La Marchande et le poète
Іван Шамякін
Выдавец: Юнацтва
Памер: 323с.
Мінск 1983
Ce ne fut que dans une ruelle déserte qu’elle regarda en arrière. Personne ne la suivait pas, il n’y avait qu’une vieille qui se dépêchait à sa ren
contre et qui lui demanda d’une façon étrange, comme on le faisait avant la guerre: „Où est-ce qu’on donne ça?‘
Olga s’affaissa sur le sable, s’assit comme une poule, rit méchamment, elle voulut crier à cette femme qui venait de passer: „Grouille-toi, vieille badaude, on t’y fera la nique!“ Elle eut assez de forces pour se soulever et s’asseoir sur la caisse, la couvrir avec sa jupe. Les mots lui restèrent dans la gorge, ils s’étaient collés à sa bouche desséchée. Elle ne comprit pas tout de suite pourquoi il n’y avait personne autour, jusqu’à ce qu’elle n’entendît des avions. Ils volaient très bas, noirs, croix jaunes sur les ailes, semblables à des dragons d’un conte d’épouvante ou d’un cauchemar. Olga se pelotonna, attendant avec terreur que les bombes tombent. Mais elle ne pensa pas à se cacher, parce qu’il aurait fallu courir chez des inconnus. Et avec ce butin dans une cour inconnue? Elle n’avait pas honte de ceux qui avaient pillé avec elle, des miliciens, mais elle avait honte de ceux qui se cachaient quelque part dans leurs potagers, elle ne pouvait pas apparaître devant eux avec sa prise, il aurait fallu tout leur expliquer. Elle ne pensa même pas à laisser dans la rue la caisse et la damejeanne. On bombardait en dehors de la ville, on attaquait une cité militaire ou un centre de radio.
Il lui sembla que son butin était devenu plus lourd, elle eut de la peine à le porter chez elle. Tout de suite elle prit son enfant dans ses bras, la serra contre sa poitrine, l’embrassa, en pleurant de joie et d’extase, sur ses petites joues, mains, jambes, potelées et dodues. La petite riait gaiement, heureuse de cette caresse maternelle, et se plaignait en sa langue d’enfant employant des mots drôles que la grand-mère l’avait portée dans une cave noire et humide. La mère Maryla qui avait vécu dans la pauvreté, mais qui avait eu
ses propres joies, comprit la conduite d’Olga, comprit ce qu’elle avait pu éprouver au magasin ou sous les bombes (en se trouvant dans une cave on ne sait jamais où tombent les bombes, tout près ou bien loin). Elle dit, en montrant les conserves, ce qu’Olga avait réfléchi dans la ruelle, les avions au-dessus de sa tête:
— Elle sera orpheline à cause de ton avarice. Qu’est-ce que je ferai avec elle?
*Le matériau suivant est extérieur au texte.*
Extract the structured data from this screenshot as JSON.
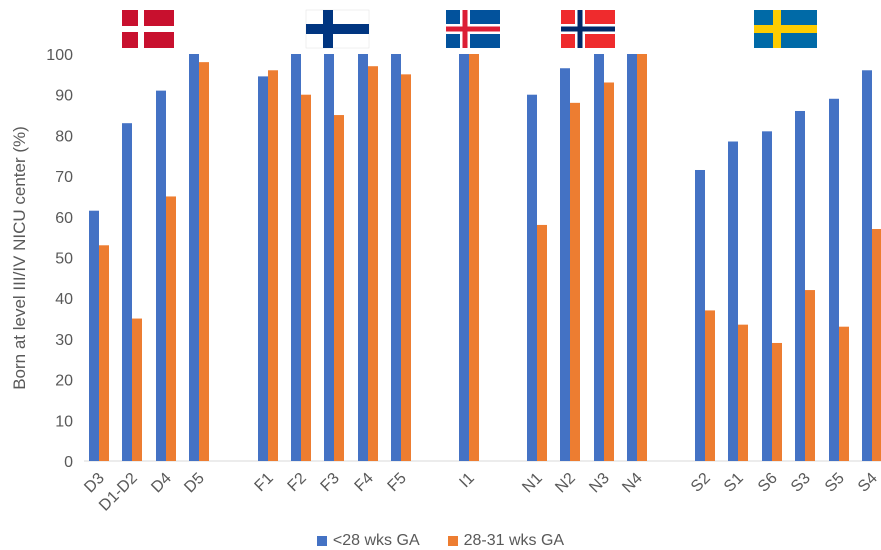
{
  "chart_data": {
    "type": "bar",
    "ylabel": "Born at level III/IV NICU center (%)",
    "ylim": [
      0,
      100
    ],
    "yticks": [
      0,
      10,
      20,
      30,
      40,
      50,
      60,
      70,
      80,
      90,
      100
    ],
    "grid": false,
    "legend_position": "bottom",
    "categories": [
      "D3",
      "D1-D2",
      "D4",
      "D5",
      "F1",
      "F2",
      "F3",
      "F4",
      "F5",
      "I1",
      "N1",
      "N2",
      "N3",
      "N4",
      "S2",
      "S1",
      "S6",
      "S3",
      "S5",
      "S4"
    ],
    "groups": [
      {
        "flag": "denmark-flag",
        "categories": [
          "D3",
          "D1-D2",
          "D4",
          "D5"
        ]
      },
      {
        "flag": "finland-flag",
        "categories": [
          "F1",
          "F2",
          "F3",
          "F4",
          "F5"
        ]
      },
      {
        "flag": "iceland-flag",
        "categories": [
          "I1"
        ]
      },
      {
        "flag": "norway-flag",
        "categories": [
          "N1",
          "N2",
          "N3",
          "N4"
        ]
      },
      {
        "flag": "sweden-flag",
        "categories": [
          "S2",
          "S1",
          "S6",
          "S3",
          "S5",
          "S4"
        ]
      }
    ],
    "series": [
      {
        "name": "<28 wks GA",
        "color": "#4472C4",
        "values": [
          61.5,
          83,
          91,
          100,
          94.5,
          100,
          100,
          100,
          100,
          100,
          90,
          96.5,
          100,
          100,
          71.5,
          78.5,
          81,
          86,
          89,
          96
        ]
      },
      {
        "name": "28-31 wks GA",
        "color": "#ED7D31",
        "values": [
          53,
          35,
          65,
          98,
          96,
          90,
          85,
          97,
          95,
          100,
          58,
          88,
          93,
          100,
          37,
          33.5,
          29,
          42,
          33,
          57
        ]
      }
    ]
  }
}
— Je ne sortirai plus, l’assura Olga. Que tout aille au diable! J’ai eu une peur bleue. Y a un milicien qui tirait. Il lui semblait maintenant que le milicien avait tiré sur elle. Et encore que les avions volaient très bas et touchaient presque les cheminées. Où sont donc nos canons? Et nos troupes?
Bientôt tout le quartier savait que Lénovitchikha avait apporté chez elle du bien pillé. Il y avait ceux qui avaient envié son agilité: ,,Ah, cette femme, rien ne lui fait peur: ni la guerre, ni l’enfer", d’autres l’avaient blâmée: ,,Une insatiable! Même pendant la guerre elle veut faire sa pelote. Elle finira mal, celle-ci!"
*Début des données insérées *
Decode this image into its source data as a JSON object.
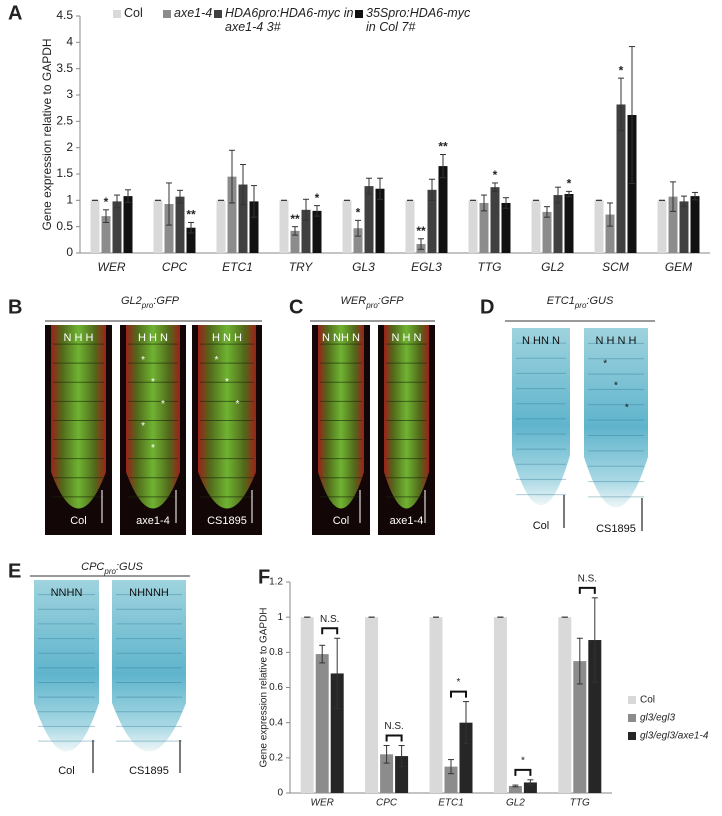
{
  "chart_data": [
    {
      "type": "bar",
      "panel": "A",
      "y_label": "Gene expression relative to GAPDH",
      "categories": [
        "WER",
        "CPC",
        "ETC1",
        "TRY",
        "GL3",
        "EGL3",
        "TTG",
        "GL2",
        "SCM",
        "GEM"
      ],
      "ylim": [
        0,
        4.5
      ],
      "yticks": [
        0,
        0.5,
        1,
        1.5,
        2,
        2.5,
        3,
        3.5,
        4,
        4.5
      ],
      "legend": "top",
      "series": [
        {
          "name": "Col",
          "color": "#d9d9d9",
          "values": [
            1,
            1,
            1,
            1,
            1,
            1,
            1,
            1,
            1,
            1
          ],
          "errors": [
            0,
            0,
            0,
            0,
            0,
            0,
            0,
            0,
            0,
            0
          ]
        },
        {
          "name": "axe1-4",
          "color": "#8c8c8c",
          "values": [
            0.7,
            0.93,
            1.45,
            0.42,
            0.47,
            0.17,
            0.95,
            0.78,
            0.73,
            1.07
          ],
          "errors": [
            0.12,
            0.4,
            0.5,
            0.08,
            0.15,
            0.1,
            0.15,
            0.1,
            0.22,
            0.28
          ],
          "stars": [
            "*",
            null,
            null,
            "**",
            "*",
            "**",
            null,
            null,
            null,
            null
          ]
        },
        {
          "name": "HDA6pro:HDA6-myc in axe1-4 3#",
          "color": "#404040",
          "values": [
            0.98,
            1.07,
            1.3,
            0.82,
            1.27,
            1.2,
            1.25,
            1.1,
            2.82,
            0.98
          ],
          "errors": [
            0.12,
            0.12,
            0.38,
            0.2,
            0.15,
            0.2,
            0.08,
            0.15,
            0.5,
            0.1
          ],
          "stars": [
            null,
            null,
            null,
            null,
            null,
            null,
            "*",
            null,
            "*",
            null
          ]
        },
        {
          "name": "35Spro:HDA6-myc in Col 7#",
          "color": "#111111",
          "values": [
            1.08,
            0.48,
            0.98,
            0.8,
            1.22,
            1.65,
            0.95,
            1.12,
            2.62,
            1.08
          ],
          "errors": [
            0.12,
            0.1,
            0.3,
            0.1,
            0.2,
            0.22,
            0.1,
            0.05,
            1.3,
            0.07
          ],
          "stars": [
            null,
            "**",
            null,
            "*",
            null,
            "**",
            null,
            "*",
            null,
            null
          ]
        }
      ]
    },
    {
      "type": "bar",
      "panel": "F",
      "y_label": "Gene expression relative to GAPDH",
      "categories": [
        "WER",
        "CPC",
        "ETC1",
        "GL2",
        "TTG"
      ],
      "ylim": [
        0,
        1.2
      ],
      "yticks": [
        0,
        0.2,
        0.4,
        0.6,
        0.8,
        1,
        1.2
      ],
      "legend": "right",
      "comparisons": [
        "N.S.",
        "N.S.",
        "*",
        "*",
        "N.S."
      ],
      "series": [
        {
          "name": "Col",
          "color": "#d9d9d9",
          "values": [
            1,
            1,
            1,
            1,
            1
          ],
          "errors": [
            0,
            0,
            0,
            0,
            0
          ]
        },
        {
          "name": "gl3/egl3",
          "color": "#8c8c8c",
          "values": [
            0.79,
            0.22,
            0.15,
            0.04,
            0.75
          ],
          "errors": [
            0.05,
            0.05,
            0.04,
            0.005,
            0.13
          ]
        },
        {
          "name": "gl3/egl3/axe1-4",
          "color": "#262626",
          "values": [
            0.68,
            0.21,
            0.4,
            0.06,
            0.87
          ],
          "errors": [
            0.2,
            0.06,
            0.12,
            0.015,
            0.24
          ]
        }
      ]
    }
  ],
  "image_panels": [
    {
      "letter": "B",
      "title": [
        "GL2",
        "pro",
        ":GFP"
      ],
      "style": "fluor",
      "images": [
        {
          "label": "Col",
          "cells": "N H H"
        },
        {
          "label": "axe1-4",
          "cells": "H H N",
          "stars": [
            "*",
            "*",
            "*",
            "*",
            "*"
          ]
        },
        {
          "label": "CS1895",
          "cells": "H N H",
          "stars": [
            "*",
            "*",
            "*"
          ]
        }
      ]
    },
    {
      "letter": "C",
      "title": [
        "WER",
        "pro",
        ":GFP"
      ],
      "style": "fluor",
      "images": [
        {
          "label": "Col",
          "cells": "N NH N"
        },
        {
          "label": "axe1-4",
          "cells": "N H N"
        }
      ]
    },
    {
      "letter": "D",
      "title": [
        "ETC1",
        "pro",
        ":GUS"
      ],
      "style": "gus",
      "images": [
        {
          "label": "Col",
          "cells": "N HN N"
        },
        {
          "label": "CS1895",
          "cells": "N H N H",
          "stars": [
            "*",
            "*",
            "*"
          ]
        }
      ]
    },
    {
      "letter": "E",
      "title": [
        "CPC",
        "pro",
        ":GUS"
      ],
      "style": "gus",
      "images": [
        {
          "label": "Col",
          "cells": "NNHN"
        },
        {
          "label": "CS1895",
          "cells": "NHNNH"
        }
      ]
    }
  ]
}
Léna Borovskaïa arriva et se mit à lui reprocher en amie:
— Olga! A quoi as-tu la tête? Bête que tu es! Ne sais-tu pas que tu seras fusillée selon la loi martiale? On fusille toujours ceux qui vont à la maraude.
Olga, qui venait d’assurer non seulement la mère Maryla, mais, tout effrayée, s’était dit à elle-même, au nom de sa fille, de ne jamais plus refaire cela, fut fâchée par les propos de Léna:
— Qui est-ce qui me fusilleras? C’est toi?
— Non. Le pouvoir soviétique. L’armée.
— Où est-il, ton pouvoir? Et l’armée... Nous sommes ici mal à propos... Et les imbéciles comme toi, tes komsomols, criaient,,hourra" et chantaient
qu’ils écraseraient l’ennemi sur son territoire. L’ont-ils écrasé? L’armée me fusillera? Qu’elle arrête l’Allemand, alors je ne pillerai pas! Va, écoute: on dit que demain ils prendront Minsk... Pour qui donc gardez-vous ce bien?
— Qui le dit? Des espions? Des sème-la-peur? Qui écoutes-tu, Olga? Léna se sentit vexée aux larmes, elle eut peur: qu’est-ce qui se passe donc? D’où elle a tant de méchanceté, son amie d’école? Qui était son amie? Une ennemie? D’une famille de koulaks 1? Ce n’est pas en vain qu’ils avaient fait du commerce. En voilà une tigresse, blanche de fureur.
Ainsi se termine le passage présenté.